Rabu 10 Sep 2025, 13:10 WIB

AYOBANDUNG.ID - Cimahi lebih dulu jadi kota pada 2001, sementara Bandung Barat harus rela antre sampai 2007. Padahal gagasannya sama-sama muncul sejak awal 1990-an. Pemekaran Bandung Barat bukan sekadar urusan SK Gubernur, tapi juga soal kesabaran panjang menghadapi birokrasi dan tarik-ulur politik.

Pada 1990, Gubernur Jawa Barat Yogie Suardi Memet merancang penambahan jumlah daerah tingkat II di Jawa Barat. Dari 24 daerah, ditargetkan menjadi 42. Bandung Barat masuk dalam daftar itu. Surat Keputusan Gubernur Jawa Barat Nomor 30 Tahun 1990 lahir sebagai pijakan awal.

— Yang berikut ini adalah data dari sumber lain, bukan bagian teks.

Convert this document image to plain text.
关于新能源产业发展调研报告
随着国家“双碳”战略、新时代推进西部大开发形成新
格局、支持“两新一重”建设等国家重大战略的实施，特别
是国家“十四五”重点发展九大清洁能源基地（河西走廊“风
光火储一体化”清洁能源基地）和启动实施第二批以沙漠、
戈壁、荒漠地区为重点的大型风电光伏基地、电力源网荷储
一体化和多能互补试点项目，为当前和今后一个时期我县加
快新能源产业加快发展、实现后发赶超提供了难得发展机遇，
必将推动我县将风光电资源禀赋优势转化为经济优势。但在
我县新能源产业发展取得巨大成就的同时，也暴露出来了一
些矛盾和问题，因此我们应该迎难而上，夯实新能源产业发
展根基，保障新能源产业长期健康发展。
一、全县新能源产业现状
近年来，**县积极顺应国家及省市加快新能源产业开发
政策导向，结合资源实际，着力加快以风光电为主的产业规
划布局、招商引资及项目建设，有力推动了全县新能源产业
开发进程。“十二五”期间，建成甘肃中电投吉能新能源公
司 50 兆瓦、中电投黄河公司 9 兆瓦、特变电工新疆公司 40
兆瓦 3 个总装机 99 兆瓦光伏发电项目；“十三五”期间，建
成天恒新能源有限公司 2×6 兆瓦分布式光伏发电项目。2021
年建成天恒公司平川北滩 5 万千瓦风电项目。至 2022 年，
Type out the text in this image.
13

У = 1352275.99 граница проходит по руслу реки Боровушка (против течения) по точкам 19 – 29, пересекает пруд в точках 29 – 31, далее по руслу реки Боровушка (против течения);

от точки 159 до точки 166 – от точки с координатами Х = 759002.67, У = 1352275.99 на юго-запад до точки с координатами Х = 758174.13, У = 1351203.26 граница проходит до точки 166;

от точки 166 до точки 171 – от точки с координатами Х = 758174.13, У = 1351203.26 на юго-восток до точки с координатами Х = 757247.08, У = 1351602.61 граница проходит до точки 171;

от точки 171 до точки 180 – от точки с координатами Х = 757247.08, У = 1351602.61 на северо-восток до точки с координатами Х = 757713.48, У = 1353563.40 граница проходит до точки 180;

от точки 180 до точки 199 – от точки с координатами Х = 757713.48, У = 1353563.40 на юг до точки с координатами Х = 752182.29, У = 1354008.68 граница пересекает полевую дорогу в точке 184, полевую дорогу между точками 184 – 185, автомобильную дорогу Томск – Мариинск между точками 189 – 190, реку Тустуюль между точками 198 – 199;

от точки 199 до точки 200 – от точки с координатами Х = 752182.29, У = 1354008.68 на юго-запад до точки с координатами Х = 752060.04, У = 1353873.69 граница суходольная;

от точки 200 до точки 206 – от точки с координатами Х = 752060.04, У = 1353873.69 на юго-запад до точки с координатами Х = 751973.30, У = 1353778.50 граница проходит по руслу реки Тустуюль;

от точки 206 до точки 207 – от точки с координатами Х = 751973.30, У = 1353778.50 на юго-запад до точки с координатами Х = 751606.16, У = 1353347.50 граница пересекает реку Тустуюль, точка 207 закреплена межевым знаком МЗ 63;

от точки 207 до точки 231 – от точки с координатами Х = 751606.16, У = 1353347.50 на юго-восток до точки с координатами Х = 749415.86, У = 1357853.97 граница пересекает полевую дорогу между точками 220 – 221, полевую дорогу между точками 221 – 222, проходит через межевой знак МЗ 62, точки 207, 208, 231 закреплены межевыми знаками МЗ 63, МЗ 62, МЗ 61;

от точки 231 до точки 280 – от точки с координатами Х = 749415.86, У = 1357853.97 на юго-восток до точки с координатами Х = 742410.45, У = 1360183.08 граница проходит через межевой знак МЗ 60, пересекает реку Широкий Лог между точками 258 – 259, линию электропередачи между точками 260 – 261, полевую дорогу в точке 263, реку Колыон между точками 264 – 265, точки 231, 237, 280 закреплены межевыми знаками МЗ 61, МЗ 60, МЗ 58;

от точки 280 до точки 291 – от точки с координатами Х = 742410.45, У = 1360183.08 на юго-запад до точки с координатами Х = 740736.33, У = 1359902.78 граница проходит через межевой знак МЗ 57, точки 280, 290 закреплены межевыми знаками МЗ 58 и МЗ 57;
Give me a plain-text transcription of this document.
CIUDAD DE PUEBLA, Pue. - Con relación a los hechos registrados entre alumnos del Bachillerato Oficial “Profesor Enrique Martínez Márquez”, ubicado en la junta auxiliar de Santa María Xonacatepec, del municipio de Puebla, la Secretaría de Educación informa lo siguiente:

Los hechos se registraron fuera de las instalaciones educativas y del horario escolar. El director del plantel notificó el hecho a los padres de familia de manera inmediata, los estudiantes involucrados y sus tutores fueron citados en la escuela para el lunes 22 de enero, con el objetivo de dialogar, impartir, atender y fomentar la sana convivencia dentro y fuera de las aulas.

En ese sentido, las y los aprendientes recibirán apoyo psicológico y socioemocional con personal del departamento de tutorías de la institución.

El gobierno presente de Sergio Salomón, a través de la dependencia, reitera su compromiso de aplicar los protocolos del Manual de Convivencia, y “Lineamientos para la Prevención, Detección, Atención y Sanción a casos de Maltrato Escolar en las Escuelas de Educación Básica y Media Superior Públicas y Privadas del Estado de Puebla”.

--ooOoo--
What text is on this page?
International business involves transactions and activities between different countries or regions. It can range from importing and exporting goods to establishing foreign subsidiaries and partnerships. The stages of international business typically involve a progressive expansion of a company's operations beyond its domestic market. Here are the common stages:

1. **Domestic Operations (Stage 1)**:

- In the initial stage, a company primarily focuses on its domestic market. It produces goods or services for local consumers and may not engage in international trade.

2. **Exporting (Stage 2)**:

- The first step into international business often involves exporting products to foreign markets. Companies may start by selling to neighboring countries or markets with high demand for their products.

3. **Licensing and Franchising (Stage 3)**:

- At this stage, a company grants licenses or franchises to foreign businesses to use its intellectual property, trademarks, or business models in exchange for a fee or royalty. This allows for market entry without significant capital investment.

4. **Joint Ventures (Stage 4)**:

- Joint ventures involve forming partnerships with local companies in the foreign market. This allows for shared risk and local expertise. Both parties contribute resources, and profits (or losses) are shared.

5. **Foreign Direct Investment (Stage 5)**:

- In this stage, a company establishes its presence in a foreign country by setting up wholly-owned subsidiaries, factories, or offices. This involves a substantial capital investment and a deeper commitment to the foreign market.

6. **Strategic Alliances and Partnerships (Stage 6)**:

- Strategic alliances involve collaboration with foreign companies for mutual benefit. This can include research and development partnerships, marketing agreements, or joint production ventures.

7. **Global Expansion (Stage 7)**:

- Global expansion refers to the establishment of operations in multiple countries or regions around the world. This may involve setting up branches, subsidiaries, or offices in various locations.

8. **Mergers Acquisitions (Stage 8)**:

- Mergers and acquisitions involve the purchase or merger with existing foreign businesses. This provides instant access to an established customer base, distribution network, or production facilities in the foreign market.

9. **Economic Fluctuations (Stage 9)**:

Namun, SK hanya jadi lembaran kertas tanpa tindak lanjut.

Baru sembilan tahun kemudian, Bupati Bandung Hatta Djatipermana mengajukan permohonan resmi pemekaran Bandung Barat lewat surat bertanggal 22 Juni 1999. DPRD Kabupaten Bandung cepat menyetujui pada 21 Juli 1999. Dari sini, bola bergulir.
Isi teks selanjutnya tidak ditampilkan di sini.